Criterion I2 — Sufficiency


Validity type	Internal
Pass condition	Isolating or restoring the proposed component(s) reproduces the target behavior
Evidence family	Causal
Minimum reporting	Circuit-only forward pass result OR patching-in result; metric and recovery fraction; comparison to full-model baseline
Common failure mode	Showing necessity only; never running a circuit-only forward pass or restoration test

What this criterion requires

Sufficiency asks: does keeping only this component (ablating everything else) reproduce the behavior?

Two operationalizations:

Circuit-only forward pass (complement ablation): Ablate all components not in the proposed circuit. Measure whether the circuit alone produces the target behavior at ≥ 70% of the full-model level (threshold should be pre-stated per C1).

Patching-in: Start with a corrupted run. Patch the circuit’s activations from a clean run into the corrupted run. Measure recovery. ≥ 70% of the clean-corrupted difference is a standard threshold.

The faithfulness metric

faithfulness = (logit_diff(patched circuit) - logit_diff(corrupted))
               / (logit_diff(clean) - logit_diff(corrupted))

Reference points (GPT-2 Small):

IOI circuit: 87% (Wang et al. 2022)
Greater-Than circuit: 89.5% (Hanna et al. 2023)
SVA circuit: 93% (Lazo et al. 2025)

What sufficiency does not establish

Sufficiency does not establish specificity. A circuit that recovers 90% of the logit difference might also recover 85% on a completely unrelated task — a general-purpose structure.

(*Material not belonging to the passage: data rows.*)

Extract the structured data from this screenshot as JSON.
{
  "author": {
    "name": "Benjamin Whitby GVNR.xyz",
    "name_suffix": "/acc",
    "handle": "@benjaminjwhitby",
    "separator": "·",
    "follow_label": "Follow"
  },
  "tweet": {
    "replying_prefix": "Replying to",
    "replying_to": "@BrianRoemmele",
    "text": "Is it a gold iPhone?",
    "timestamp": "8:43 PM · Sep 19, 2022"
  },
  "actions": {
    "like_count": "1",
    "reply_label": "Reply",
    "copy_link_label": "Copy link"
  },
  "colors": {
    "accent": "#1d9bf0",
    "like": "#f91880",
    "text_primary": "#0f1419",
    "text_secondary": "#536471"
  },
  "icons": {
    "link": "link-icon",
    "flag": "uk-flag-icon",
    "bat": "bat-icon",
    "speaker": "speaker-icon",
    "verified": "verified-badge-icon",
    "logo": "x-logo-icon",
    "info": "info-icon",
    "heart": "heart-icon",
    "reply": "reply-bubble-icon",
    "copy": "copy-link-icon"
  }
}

Task specificity (C3) must be tested separately.

Why sufficiency is required for mechanistic claims

A component might be necessary because it is upstream of the actual mechanism — ablating breaks everything downstream, but restoring alone doesn’t reproduce the behavior.
A component might appear necessary due to mean-field confounds.

Sufficiency rules out both: if restoring alone reproduces the behavior, the component is doing the relevant computation directly.

Minimum reporting rule

Which operationalization of sufficiency was used.
Recovery fraction and comparison to full-model baseline.
Pre-stated threshold and whether it was met.
If sufficiency was not tested: flag as open criterion.